Airkule, milyon dolarların döndüğü sektörde maliyetleri düşürmek için jetlerin bakımlarının daha ucuza yaptırıldığı, düşük maaşa çalışan çok sayıda yabancı pilotun Türkiye’deki jetlerde uçtuğu, eğitim konusunda bazı açıkların bulunduğu gibi çarpıcı detaylara ulaştı.
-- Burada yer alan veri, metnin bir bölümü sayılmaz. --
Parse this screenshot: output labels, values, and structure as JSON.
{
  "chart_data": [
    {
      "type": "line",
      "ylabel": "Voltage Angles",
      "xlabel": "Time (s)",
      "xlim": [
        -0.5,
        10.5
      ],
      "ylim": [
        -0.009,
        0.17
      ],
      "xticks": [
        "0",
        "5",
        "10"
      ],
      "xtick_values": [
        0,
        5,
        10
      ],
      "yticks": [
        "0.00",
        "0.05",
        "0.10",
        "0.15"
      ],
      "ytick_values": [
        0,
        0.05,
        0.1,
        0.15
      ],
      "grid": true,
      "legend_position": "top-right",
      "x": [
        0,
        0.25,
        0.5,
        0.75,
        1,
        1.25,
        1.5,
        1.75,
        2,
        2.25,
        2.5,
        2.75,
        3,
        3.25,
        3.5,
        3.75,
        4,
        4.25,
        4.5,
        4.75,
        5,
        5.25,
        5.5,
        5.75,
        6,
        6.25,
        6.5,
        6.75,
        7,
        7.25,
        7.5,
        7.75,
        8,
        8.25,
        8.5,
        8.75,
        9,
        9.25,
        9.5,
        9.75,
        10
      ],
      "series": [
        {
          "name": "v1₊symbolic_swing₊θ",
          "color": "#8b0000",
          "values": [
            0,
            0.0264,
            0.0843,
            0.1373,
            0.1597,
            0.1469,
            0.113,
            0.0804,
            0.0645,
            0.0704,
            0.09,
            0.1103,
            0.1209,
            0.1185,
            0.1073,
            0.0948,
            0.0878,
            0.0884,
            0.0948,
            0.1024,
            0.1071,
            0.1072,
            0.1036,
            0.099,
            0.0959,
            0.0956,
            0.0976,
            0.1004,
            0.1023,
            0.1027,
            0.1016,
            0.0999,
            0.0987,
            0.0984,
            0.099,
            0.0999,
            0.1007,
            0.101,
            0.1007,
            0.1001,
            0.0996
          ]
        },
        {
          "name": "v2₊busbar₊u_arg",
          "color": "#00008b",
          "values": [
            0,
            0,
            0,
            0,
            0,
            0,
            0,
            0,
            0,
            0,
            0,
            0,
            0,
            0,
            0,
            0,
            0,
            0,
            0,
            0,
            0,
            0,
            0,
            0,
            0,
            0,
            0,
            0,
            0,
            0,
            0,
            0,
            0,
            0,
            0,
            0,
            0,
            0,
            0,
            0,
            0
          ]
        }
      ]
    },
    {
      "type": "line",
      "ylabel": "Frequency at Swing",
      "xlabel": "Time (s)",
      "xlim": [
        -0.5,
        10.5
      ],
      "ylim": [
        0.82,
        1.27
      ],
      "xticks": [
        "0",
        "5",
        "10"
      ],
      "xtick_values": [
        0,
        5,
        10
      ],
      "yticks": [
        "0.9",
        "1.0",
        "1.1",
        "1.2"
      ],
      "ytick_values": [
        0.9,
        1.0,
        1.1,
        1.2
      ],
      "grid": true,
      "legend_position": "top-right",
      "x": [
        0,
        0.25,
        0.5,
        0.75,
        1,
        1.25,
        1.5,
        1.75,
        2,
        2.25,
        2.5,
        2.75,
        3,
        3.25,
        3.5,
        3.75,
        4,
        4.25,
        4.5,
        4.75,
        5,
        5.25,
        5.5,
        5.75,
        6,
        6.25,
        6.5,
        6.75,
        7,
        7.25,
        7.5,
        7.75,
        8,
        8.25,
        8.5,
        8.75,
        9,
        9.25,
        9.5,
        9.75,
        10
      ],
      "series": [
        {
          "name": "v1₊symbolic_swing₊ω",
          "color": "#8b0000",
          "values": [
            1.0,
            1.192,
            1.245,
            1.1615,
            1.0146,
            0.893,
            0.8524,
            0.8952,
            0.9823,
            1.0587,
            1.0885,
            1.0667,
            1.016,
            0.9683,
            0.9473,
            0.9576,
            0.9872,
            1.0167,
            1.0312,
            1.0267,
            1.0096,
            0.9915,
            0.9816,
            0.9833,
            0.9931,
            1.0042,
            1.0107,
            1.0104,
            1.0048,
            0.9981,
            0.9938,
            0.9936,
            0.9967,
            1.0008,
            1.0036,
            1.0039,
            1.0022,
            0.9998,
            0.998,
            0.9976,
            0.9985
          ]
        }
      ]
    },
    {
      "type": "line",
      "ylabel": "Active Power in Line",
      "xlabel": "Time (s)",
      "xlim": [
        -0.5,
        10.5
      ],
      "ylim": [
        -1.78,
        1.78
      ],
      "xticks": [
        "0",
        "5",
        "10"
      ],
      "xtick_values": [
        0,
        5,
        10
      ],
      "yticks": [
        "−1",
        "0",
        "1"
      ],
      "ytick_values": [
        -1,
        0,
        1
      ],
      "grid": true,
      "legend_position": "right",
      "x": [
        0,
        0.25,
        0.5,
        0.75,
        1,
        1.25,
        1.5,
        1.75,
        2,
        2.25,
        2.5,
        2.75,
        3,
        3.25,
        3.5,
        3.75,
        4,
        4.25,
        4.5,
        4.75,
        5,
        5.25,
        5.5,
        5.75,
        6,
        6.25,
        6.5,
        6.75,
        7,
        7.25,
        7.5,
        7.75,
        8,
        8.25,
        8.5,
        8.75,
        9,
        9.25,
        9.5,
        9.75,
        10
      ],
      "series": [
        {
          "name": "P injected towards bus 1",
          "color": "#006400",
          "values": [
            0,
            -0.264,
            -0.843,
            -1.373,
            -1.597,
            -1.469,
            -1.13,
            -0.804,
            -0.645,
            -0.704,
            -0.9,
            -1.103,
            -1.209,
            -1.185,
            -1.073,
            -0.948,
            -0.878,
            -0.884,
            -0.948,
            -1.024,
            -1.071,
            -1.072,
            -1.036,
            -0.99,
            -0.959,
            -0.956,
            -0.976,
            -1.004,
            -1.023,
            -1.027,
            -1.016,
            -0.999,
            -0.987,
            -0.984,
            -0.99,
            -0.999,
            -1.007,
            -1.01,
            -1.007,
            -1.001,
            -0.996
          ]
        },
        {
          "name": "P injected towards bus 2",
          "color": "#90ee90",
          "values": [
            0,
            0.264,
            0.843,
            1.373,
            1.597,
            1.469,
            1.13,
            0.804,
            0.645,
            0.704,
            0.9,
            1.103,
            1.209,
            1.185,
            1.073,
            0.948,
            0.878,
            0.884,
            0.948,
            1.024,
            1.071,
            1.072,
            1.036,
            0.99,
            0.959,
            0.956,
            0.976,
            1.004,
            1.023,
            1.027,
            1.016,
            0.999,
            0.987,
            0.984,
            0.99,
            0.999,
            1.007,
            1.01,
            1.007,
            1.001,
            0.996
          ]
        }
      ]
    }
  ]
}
Türkiye’yi yasa boğan 11 kişinin hayatını kaybettiği Başaran Holding’e ait Challanger 604 tipi uçağın İran’da neden düştüğü kaza-kırım ekibinin incelemelerini tamamlaması ve uçağın iki kara kutusu FDR ile CVR’nin çözülmesiyle cevabını bulacak. Airkule, 11 genç insanının hayatını kaybettiği kazadan sonra ülkemizde iş jeti sektörünü mercek altına aldı. Milyon dolarlık jetleri kullanan pilotlar yeterli eğitimi alıyor mu? Uçakların teknik bakımları usulüne uygun yapılıyor mu? Sistemin açıkları var mı? Otorite konumunda olan SHGM, iş jeti sektörünü yeterince denetliyor mu? İşte iş jeti sektöründen edindiğimiz ve sektörün içinden deneyimli bir kişinin dile getirdiği çok çarpıcı tespitler…
BAKIMDA UCUZA KAÇILIYOR
Konuştuğumuz deneyimli sektör temsilcisi, iş jetlerinin bakımları ile ilgili çarpıcı bilgiler verdi. Kaynağımıza göre, tüm şirketler için söz konusu olmamakla birlikte, jet sahibi olabilmek için milyon dolarlar ödeyen patronlar, sıra uçakların bakımına gelince nedense cimri davranıyor. Uçakların periyodik bakımları geldiğinde önlerine konulan yüzbinlerce dolarlık faturaları gören jet sahipleri, bakımları daha ucuza yaptırabilecekleri yer arayışına giriyor. Patronların maliyetleri düşürme yaklaşımı personel üzerinde baskı oluşturarak onları hata yapmaya zorluyor. Teknisyen, patronu mutlu etmek için bakım maliyetini düşürmenin yollarını aramaya başlıyor ve iyi bir bakım merkezine gitmek yerine, pek bilinmeyen bakım merkezini tercih ediyor. Uçuş emniyetini sekteye uğratacak ilk taviz burada ortaya çıkıyor.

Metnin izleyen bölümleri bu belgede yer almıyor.